For example, because cryptosporidiosis has an incubation period of roughly a week or so, it can be easy to miss an outbreak at a given location, Hlavsa said.
"It's not like with the norovirus, where I go swimming and a few hours later I become sick," she said.
Educating Patients on Healthy Swimming
According to Hlavsa, the biggest message to convey to patients about how to prevent recreational water illnesses is, "If you have diarrhea, stay out of the water."
It's also important to shower for at least one minute before entering a pool to remove dirt and any other bodily substance that chlorine will seek to break down instead of doing its job to kill germs.
In addition, the CDC recommends that people not swallow pool or similar aquatic facilities' water. "Chlorine kills germs, but doesn't do so instantly," she said. "So germs like E(scherichia) coli and Shigella can also cause outbreaks."
And finally, make sure to relay the simple message to parents and their children that it's important to not urinate or defecate in the pool.
Diagnosing, Treating Cryptosporidiosis
A May 1 >MMWR Surveillance Summary(www.cdc.gov) on cryptosporidiosis and giardiasis recommended that health care professionals consider cryptosporidiosis in the differential diagnosis when a patient experiences diarrhea that lasts for more than three days.
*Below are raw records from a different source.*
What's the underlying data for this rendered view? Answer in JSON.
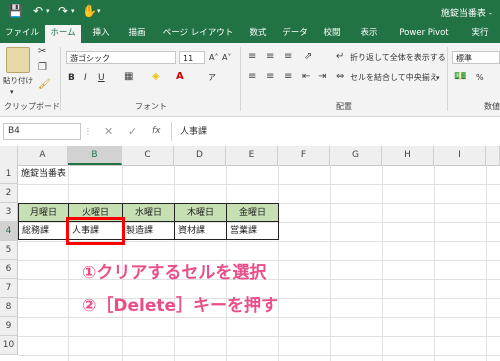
{
  "title_bar": {
    "document_title": "施錠当番表 -",
    "save_icon": "save-icon",
    "undo_icon": "undo-icon",
    "redo_icon": "redo-icon",
    "touch_icon": "touch-mode-icon"
  },
  "tabs": [
    "ファイル",
    "ホーム",
    "挿入",
    "描画",
    "ページ レイアウト",
    "数式",
    "データ",
    "校閲",
    "表示",
    "Power Pivot",
    "実行"
  ],
  "active_tab": "ホーム",
  "ribbon": {
    "clipboard": {
      "paste_label": "貼り付け",
      "group_label": "クリップボード"
    },
    "font": {
      "font_name": "游ゴシック",
      "font_size": "11",
      "bold": "B",
      "italic": "I",
      "underline": "U",
      "group_label": "フォント"
    },
    "alignment": {
      "wrap_text": "折り返して全体を表示する",
      "merge_center": "セルを結合して中央揃え",
      "group_label": "配置"
    },
    "number": {
      "format": "標準",
      "group_label": "数値"
    }
  },
  "formula_bar": {
    "name_box": "B4",
    "fx": "fx",
    "content": "人事課"
  },
  "columns": [
    "A",
    "B",
    "C",
    "D",
    "E",
    "F",
    "G",
    "H",
    "I"
  ],
  "rows": [
    "1",
    "2",
    "3",
    "4",
    "5",
    "6",
    "7",
    "8",
    "9",
    "10"
  ],
  "selected_cell": "B4",
  "cells": {
    "A1": "施錠当番表",
    "A3": "月曜日",
    "B3": "火曜日",
    "C3": "水曜日",
    "D3": "木曜日",
    "E3": "金曜日",
    "A4": "総務課",
    "B4": "人事課",
    "C4": "製造課",
    "D4": "資材課",
    "E4": "営業課"
  },
  "instructions": [
    "①クリアするセルを選択",
    "②［Delete］キーを押す"
  ],
  "colors": {
    "excel_green": "#217346",
    "header_fill": "#c6e0b4",
    "highlight": "#ff0000",
    "instruction_text": "#ea4e8a"
  }
}
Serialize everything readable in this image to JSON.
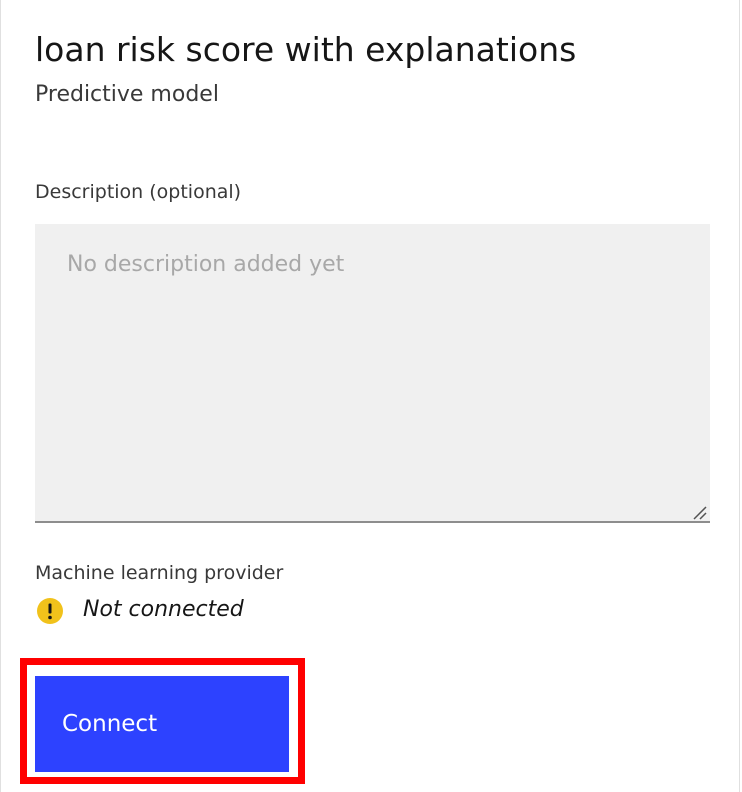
{
  "header": {
    "title": "loan risk score with explanations",
    "subtitle": "Predictive model"
  },
  "description": {
    "label": "Description (optional)",
    "placeholder": "No description added yet",
    "value": ""
  },
  "provider": {
    "label": "Machine learning provider",
    "status_text": "Not connected",
    "status_icon": "warning-icon",
    "status_color": "#f1c21b"
  },
  "actions": {
    "connect_label": "Connect",
    "connect_color": "#2d42ff",
    "highlight_color": "#ff0000"
  }
}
And Hlavsa emphasized that because routine laboratory examination of stool for ova and parasites is unlikely to include testing for Cryptosporidium, health care professionals need to specifically request Cryptosporidium testing when exposure is suspected.
Furthermore, said the surveillance summary, because oocyst excretion can be intermittent, the parasite might not be detected in a given stool specimen. Therefore, three stool specimens should be collected on separate days for examination before considering test results to be negative.
Hlavsa said if a patient is diagnosed with cryptosporidiosis, he or she should be told to not only stay out of the pool when they have diarrhea, but also to stay out of the water for the following two weeks to avoid spreading the Cryptosporidium oocysts.
Nitazoxanide (Alinia) is FDA-approved for treatment of cryptosporidiosis>(www.cdc.gov) in immunocompetent patients ages 1 and older.